Dalam artikel referensi disebutkan bahwa Iran telah menghambat jalur pelayaran di perairan tersebut sejak konflik memanas. Situasi itu disebut ikut mendorong kenaikan harga minyak dunia karena pasar menilai risiko suplai semakin besar.
- Selat Hormuz menjadi jalur vital ekspor minyak dari Timur Tengah.
- Penutupan atau gangguan di selat itu dapat mengerek harga minyak global.
- Negara-negara pengimpor energi biasanya merespons cepat terhadap ancaman di jalur tersebut.
- Setiap eskalasi militer di kawasan itu bisa berdampak pada pelayaran komersial internasional.
Batas waktu dan sinyal negosiasi
Trump mengatakan kepada koresponden utama luar negeri Fox News, Trey Yingst, bahwa ia melihat peluang kesepakatan masih ada dalam waktu dekat. Ia menyebut Iran dan pihak terkait sedang bernegosiasi, dan hasilnya bisa terlihat paling lambat pada hari Senin sesuai tenggat yang ia tetapkan.

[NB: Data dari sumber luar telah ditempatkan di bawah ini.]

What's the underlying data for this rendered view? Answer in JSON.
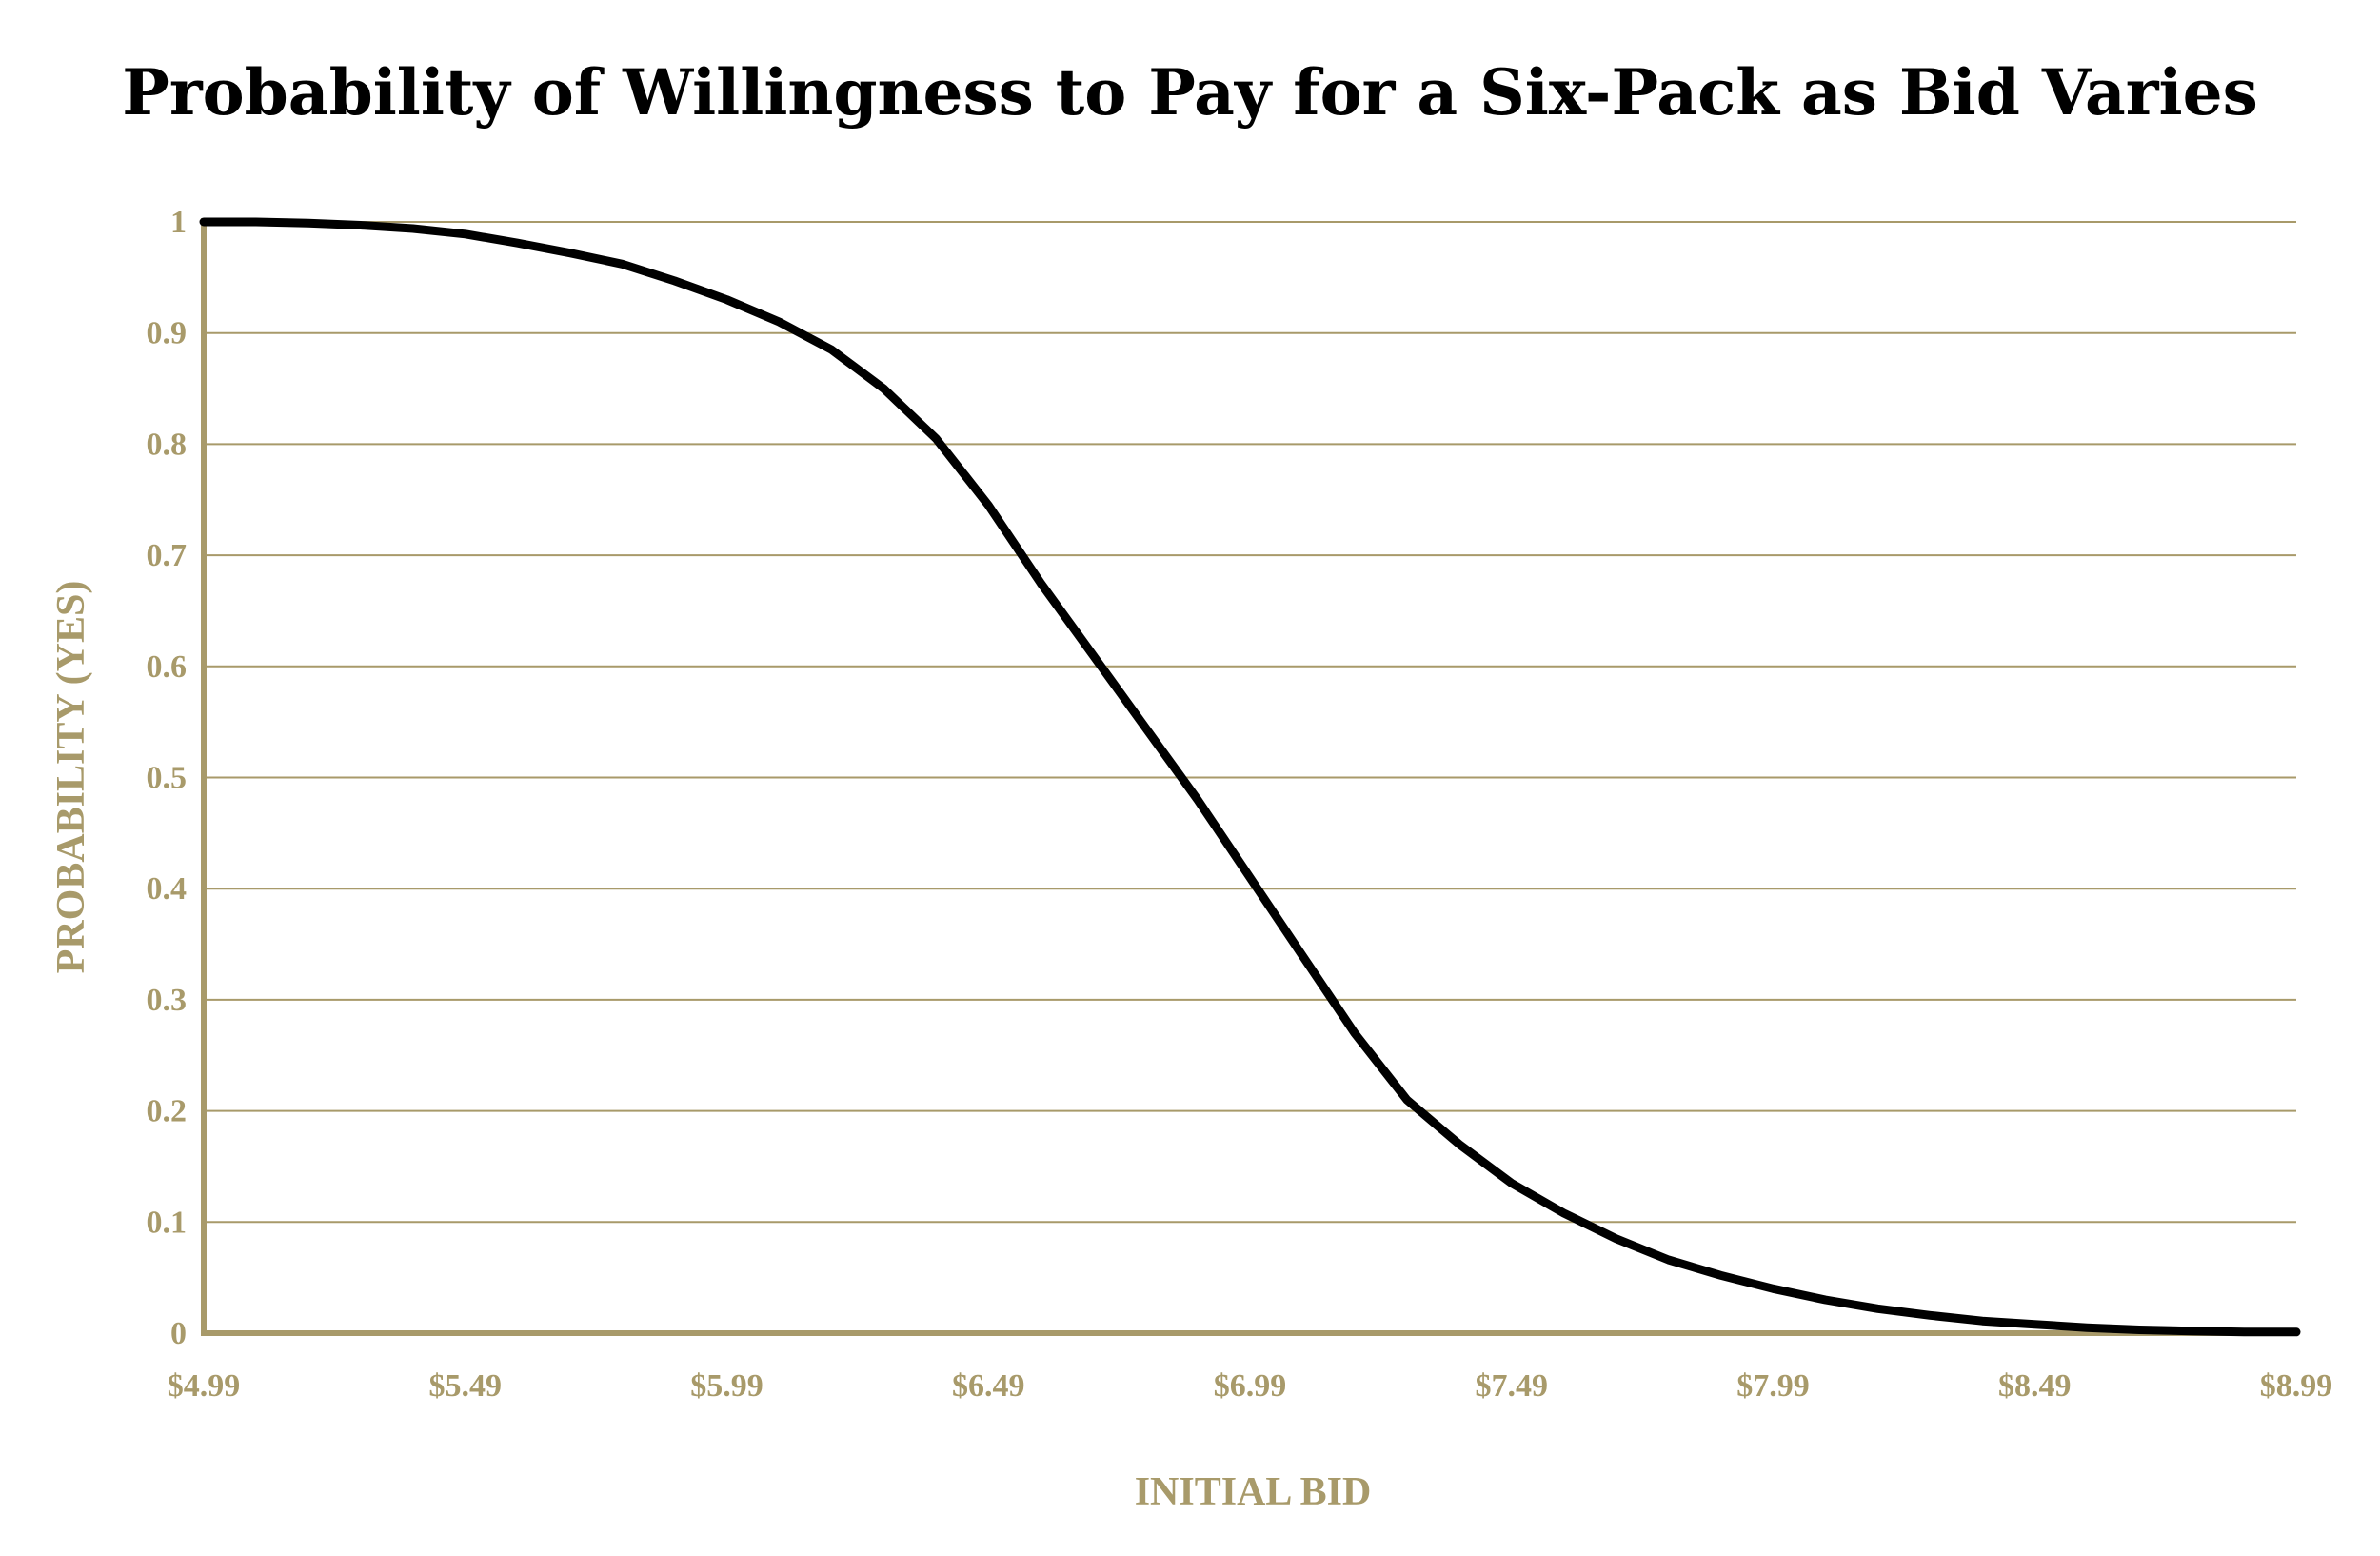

“Saya pikir ada peluang besar besok. Mereka sedang bernegosiasi sekarang,” kata Trump dalam kutipan yang disampaikan Fox News. Namun, jika kesepakatan gagal tercapai, ia mengisyaratkan serangan ke infrastruktur Iran bisa segera dilakukan setelah tenggat terlewati.
Pernyataan ini menunjukkan Trump masih menyisakan ruang diplomasi, tetapi dengan tekanan maksimal. Pola seperti ini bukan hal baru, karena sebelumnya ia juga beberapa kali melempar ancaman keras lalu mengubah batas waktu saat mediator menyebut ada kemajuan menuju kesepakatan.
Sasaran yang disebut Trump
Trump tidak hanya menyebut pembangkit listrik dan jembatan, tetapi juga membuka kemungkinan langkah yang lebih luas. Ia mengatakan dirinya mempertimbangkan untuk menghancurkan seluruh infrastruktur yang dianggap penting jika Iran tidak segera membuat kesepakatan.
Berikut poin utama ancaman yang ia sampaikan:
- Serangan terhadap pembangkit listrik di Iran.
- Serangan terhadap jembatan di berbagai wilayah.
- Kemungkinan penghancuran infrastruktur strategis lain.
- Opsi untuk mengambil alih minyak Iran jika konflik memburuk.
Pernyataan soal minyak menjadi perhatian tersendiri karena menunjukkan tekanan tidak hanya menyasar aspek militer, tetapi juga ekonomi. Bila skenario ini benar-benar dijalankan, dampaknya dapat meluas ke pasar energi internasional dan memperdalam ketegangan di Timur Tengah.
Respons yang masih dinanti
Hingga laporan referensi itu disusun, Trump belum menyampaikan keputusan final soal operasi militer, tetapi ia mengumumkan akan menggelar konferensi pers di Gedung Putih pada Senin bersama para pejabat militer. Agenda itu diperkirakan menjadi momen penting untuk menjelaskan langkah Amerika Serikat berikutnya terkait Iran.
Di sisi lain, situasi di lapangan tetap dipantau ketat karena setiap pernyataan baru dari Washington dapat memengaruhi harga minyak dan respons keamanan di kawasan. Ancaman terbuka terhadap infrastruktur sipil dan energi juga menambah kekhawatiran akan meluasnya konflik jika jalur diplomasi gagal menghasilkan kesepakatan sebelum tenggat yang ditetapkan Trump berakhir.